Removing Racism: The Colston Statue
Print Music Editor, Bridie Adams, assesses whether it was right to remove the controversial Colston Statue in Bristol
Edward Colston was a slave trader. This is a well-known historical fact. So why, in 2020, centuries after the slave trade was abolished, was there still a statue of him in Bristol? Why was there a need for exploitation to be held up in statue form, as if to be celebrated?
The statue should have been removed by the authorities years ago. It shouldn’t have come to what it did; there shouldn’t have been any need for it to be removed during a protest, but as Black Lives Matter demonstrators tore down the statue, disposing of it in the harbour, little was done to stop them. Avon and Somerset police decided not to intervene, saying that they would likely have faced violence from the protestors.
The removal of the statue has had widespread impacts. Schools and other organisations that have ‘Colston’ in their name are considering changing their names after the protest in Bristol. Calls are being made to remove other statues with similarly racist connotations around the UK.

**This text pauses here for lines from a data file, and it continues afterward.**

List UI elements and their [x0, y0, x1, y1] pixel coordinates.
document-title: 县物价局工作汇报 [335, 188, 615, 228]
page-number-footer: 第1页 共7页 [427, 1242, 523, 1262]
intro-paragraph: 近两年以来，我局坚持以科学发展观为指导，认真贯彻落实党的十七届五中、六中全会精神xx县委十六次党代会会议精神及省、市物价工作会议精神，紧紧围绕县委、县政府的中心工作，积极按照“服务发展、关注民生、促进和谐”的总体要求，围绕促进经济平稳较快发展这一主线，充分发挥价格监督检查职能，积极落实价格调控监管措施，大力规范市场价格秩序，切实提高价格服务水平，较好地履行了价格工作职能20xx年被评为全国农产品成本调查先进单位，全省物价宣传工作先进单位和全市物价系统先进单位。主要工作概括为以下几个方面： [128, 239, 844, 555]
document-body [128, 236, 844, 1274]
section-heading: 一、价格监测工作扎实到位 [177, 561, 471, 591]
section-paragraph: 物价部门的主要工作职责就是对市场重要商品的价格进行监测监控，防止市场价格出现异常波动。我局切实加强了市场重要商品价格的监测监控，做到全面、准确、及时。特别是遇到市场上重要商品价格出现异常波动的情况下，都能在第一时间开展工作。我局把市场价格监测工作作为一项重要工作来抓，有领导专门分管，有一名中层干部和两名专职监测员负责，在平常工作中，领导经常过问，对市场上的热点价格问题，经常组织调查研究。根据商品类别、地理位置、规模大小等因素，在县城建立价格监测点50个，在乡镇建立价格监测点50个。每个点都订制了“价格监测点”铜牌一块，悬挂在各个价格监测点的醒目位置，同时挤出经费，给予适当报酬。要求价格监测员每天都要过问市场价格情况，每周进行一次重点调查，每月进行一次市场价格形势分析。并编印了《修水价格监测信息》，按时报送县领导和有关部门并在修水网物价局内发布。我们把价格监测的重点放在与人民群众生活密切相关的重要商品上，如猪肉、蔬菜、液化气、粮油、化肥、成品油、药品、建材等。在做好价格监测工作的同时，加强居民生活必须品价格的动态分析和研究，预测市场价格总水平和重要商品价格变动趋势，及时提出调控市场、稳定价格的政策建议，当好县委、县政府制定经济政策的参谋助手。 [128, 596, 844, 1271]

It’s a crucial part of dismantling white privilege to know the history of prejudice that black people still face
Some are arguing that by removing Colston’s statue, a historical image has removed that shouldn’t be forgotten, and should instead be confronted and analysed. Of course, it’s important to learn about slavery. It’s important to know what went wrong and how. It’s a crucial part of dismantling white privilege to know the history of the prejudice that black people still face. History can’t, and shouldn’t, be erased – there are countless sources to learn about slavery and slave traders without the need for statues and places named after them to be reminded. There are ways of learning this history that don’t involve a statue of a slave trader still standing, immortalized almost as a hero. The history of the statue is of course significant, but its removal is equally so. This is an extremely historical event in itself.